I drove home distracted- mind busy- stressed at all that I didn't accomplish today.

When I got home it started to rain. A cool breeze shifted the Frangipangi flowers on our tree in the front yard. I sat in the doorway, out on the porch.

I had to refocus myself multiple times- to remind myself to be present, in that moment. To just experience it...
To feel the breeze and the every so often rain drop...
To hear the light rain, the rustling, the occasional meowing cat from the cat lady next door, the sound of the motorcycles, the new baby crying across the street.

It was good to sit and force myself in the present. To take a minute to do something completely trivial, something for myself.

Mark came home then- all wet and splattered with mud- as only he could arrive. We laughed. We sat a little longer out on the porch. We listened to some music and listened to each other.
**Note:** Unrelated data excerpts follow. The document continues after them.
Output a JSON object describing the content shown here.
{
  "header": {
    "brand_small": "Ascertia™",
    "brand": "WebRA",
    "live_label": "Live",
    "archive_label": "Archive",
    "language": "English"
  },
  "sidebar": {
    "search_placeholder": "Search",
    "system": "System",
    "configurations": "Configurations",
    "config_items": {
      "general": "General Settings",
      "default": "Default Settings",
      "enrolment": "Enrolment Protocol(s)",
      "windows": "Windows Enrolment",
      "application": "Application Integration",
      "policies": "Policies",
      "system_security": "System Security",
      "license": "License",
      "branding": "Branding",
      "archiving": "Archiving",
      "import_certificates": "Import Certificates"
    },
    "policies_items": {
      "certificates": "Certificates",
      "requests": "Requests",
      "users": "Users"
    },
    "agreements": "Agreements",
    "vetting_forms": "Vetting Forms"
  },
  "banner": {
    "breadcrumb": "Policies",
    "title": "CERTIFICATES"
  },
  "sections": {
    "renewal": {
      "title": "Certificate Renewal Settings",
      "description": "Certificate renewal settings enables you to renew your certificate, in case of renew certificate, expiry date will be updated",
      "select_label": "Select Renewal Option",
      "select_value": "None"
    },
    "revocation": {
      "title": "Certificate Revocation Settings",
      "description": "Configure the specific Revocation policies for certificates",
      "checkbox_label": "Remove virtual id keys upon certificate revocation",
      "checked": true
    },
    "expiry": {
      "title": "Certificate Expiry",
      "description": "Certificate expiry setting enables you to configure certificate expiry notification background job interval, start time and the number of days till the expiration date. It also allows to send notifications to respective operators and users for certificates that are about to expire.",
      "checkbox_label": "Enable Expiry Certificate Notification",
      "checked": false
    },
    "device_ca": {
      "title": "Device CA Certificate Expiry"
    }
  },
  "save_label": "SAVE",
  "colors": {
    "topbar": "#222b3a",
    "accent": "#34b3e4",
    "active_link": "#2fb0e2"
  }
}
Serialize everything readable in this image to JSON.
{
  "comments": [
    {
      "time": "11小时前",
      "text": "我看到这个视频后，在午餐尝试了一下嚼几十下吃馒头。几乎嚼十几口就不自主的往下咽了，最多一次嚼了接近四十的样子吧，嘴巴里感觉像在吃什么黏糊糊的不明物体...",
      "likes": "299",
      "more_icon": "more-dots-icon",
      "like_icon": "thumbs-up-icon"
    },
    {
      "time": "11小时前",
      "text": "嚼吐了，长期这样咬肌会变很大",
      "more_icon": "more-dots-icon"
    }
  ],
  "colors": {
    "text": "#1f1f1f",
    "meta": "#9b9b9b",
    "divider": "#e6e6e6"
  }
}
There is a brokenness that I carry with me in this season, friend, I am sure you might have noticed it.
Sometimes this brokenness makes me a bit crazy- yelling and distracted, short-tempered or oft near tears. Maybe it seems I carry the weight of too much sadness, have not yet learned what is mine to bear and what is not. I haven't got it figured out, that's for sure.

But there is also so much life in this season. So much to be thankful for and so much to be happy about.

I'm thankful for quiet nights on the front porch, of a cool breeze, frangipangi scents, making Mark laugh over dinner, and that one minute of solitude that prepared my mind to enjoy the evening.